For his new film Nightlife (2016) he won Best director award at the 51st Karlovy Vary International Film Festival.

== Selected feature films==

- Spare Parts (Rezervni deli)
His 2003 feature film Spare Parts tells a story of two human traffickers from a small town in Slovenia who transport illegal migrants from Croatia on to the Western Europe, for a hefty fee. The film was premiered in the Competition Programme at Berlinale 2003 and following that at more than fifty international film festivals, where it won many international awards. It was released theatrically in more than 20 countries. According to The Guardian, "Slovenian writer-director Damjan Kozole has given us one of the most powerful and provocative movies of the year" (Peter Bradshaw). 2008 Sight & Sound ranked Spare Parts among ten most important films of the “New Europe”.

- Labour Equals Freedom (Delo osvobaja)
Labour Equals Freedom was premiered at the Locarno International Film Festival 2005 and won the Grand Prix (Golden Palm) and best director award (Silver Palm) at the 2006 Valencia Int. Film Festival. It tells a story of a depressed middle-age man who, due to a twist of fate, finds new joy in life through working for the common good. According to Variety, "Kozole creates a mood of affectionate cynicism, with shrewd subtexts tallying foibles of contempo society" (Eddie Cockrell).

- Forever (Za vedno)
Forever (2008) is a minimalist, full-length feature film Kozole shot in six nights in his own apartment. The film was premiered at the Rotterdam International Film Festival 2008 and won the Golden Sun award for best film at the European Film Festival in Skopje, Macedonia. The story of Forever develops in almost real time. We witness what is going on behind an apartment door: the hellish psychological moments of a couple where the thin line between love and hate breaks down. According to Rotterdam International Film Festival programmer Ludmila Cvikova, "the script is masterfully processed by the director and the entire film is carried by the excellent achievements of the two leading actors".

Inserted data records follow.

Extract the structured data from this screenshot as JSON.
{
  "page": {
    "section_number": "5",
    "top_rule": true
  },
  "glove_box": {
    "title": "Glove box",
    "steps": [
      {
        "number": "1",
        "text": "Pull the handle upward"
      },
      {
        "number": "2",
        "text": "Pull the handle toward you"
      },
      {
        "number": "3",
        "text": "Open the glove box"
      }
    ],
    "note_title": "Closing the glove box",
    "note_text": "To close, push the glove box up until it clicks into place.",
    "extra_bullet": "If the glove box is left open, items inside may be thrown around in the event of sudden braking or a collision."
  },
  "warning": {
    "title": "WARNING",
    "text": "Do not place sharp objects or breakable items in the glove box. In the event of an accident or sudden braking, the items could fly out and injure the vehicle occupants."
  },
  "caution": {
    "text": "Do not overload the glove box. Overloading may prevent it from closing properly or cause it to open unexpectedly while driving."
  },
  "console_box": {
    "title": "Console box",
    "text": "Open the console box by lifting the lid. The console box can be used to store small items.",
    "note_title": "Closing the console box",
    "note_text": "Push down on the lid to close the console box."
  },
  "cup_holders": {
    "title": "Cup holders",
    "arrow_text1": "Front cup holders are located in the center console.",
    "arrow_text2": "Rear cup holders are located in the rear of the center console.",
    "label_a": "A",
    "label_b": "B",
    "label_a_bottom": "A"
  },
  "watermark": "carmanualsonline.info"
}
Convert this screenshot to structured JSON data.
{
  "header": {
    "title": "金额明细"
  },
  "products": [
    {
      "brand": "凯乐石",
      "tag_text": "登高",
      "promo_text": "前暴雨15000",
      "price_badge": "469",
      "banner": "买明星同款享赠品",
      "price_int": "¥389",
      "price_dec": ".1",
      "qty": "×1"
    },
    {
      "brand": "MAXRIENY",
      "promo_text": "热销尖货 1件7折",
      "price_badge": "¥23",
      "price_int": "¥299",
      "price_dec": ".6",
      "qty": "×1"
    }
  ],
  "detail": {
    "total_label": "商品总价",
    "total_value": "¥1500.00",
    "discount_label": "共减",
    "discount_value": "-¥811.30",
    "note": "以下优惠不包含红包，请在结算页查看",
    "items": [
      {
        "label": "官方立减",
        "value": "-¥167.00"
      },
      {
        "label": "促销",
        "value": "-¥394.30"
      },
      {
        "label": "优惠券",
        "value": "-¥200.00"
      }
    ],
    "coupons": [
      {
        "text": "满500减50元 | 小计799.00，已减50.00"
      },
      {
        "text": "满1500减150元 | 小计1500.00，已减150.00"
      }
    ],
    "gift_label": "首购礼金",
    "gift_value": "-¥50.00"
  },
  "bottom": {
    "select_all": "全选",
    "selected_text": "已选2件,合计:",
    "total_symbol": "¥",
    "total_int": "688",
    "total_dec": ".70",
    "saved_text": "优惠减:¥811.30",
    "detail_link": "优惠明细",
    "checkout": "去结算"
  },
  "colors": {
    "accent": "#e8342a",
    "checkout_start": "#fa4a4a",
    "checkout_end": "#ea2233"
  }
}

- Slovenian Girl (Slovenka)
Slovenian Girl (2009) was premiered at the 2009 Toronto International Film Festival and following that shown at more than 100 international film festivals. Alexandra, a twenty-three-year-old Slovenian, leads a double life: she is a respectable student and a call girl. The film won Grand Prix, Best director award and Best screenplay award at 2012 Girona film festival, Public award at the 2010 Cinessone Film Festival, Paris and Nina Ivanisin won many international awards for her leading role. The film was released theatrically in more than 50 countries, in US under the title A Call Girl. According to Moving Pictures Magazine, "the film is ultimately a fascinating study of free enterprise in free fall. In this mesmerizing chamber piece, director Damjan Kozole has contrived a new style of narrative to convey a view of capitalist culture at once outrageous and non-judgmental" (Shaz Bennett).

- Nightlife (Nočno življenje)

== Documentary films==

Kozole is also the author of many documentaries dealing with visual arts like Ulay's journal from November to November – a feature-length documentary about artist Ulay (2012) or Two or Three Things I know About Her – about visual artist Zora Stančič (2010), and documentary films dealing with social themes like The Long Vacation – a feature-length documentary on formally erased citizens (2012, Best Slovenian documentary of the year).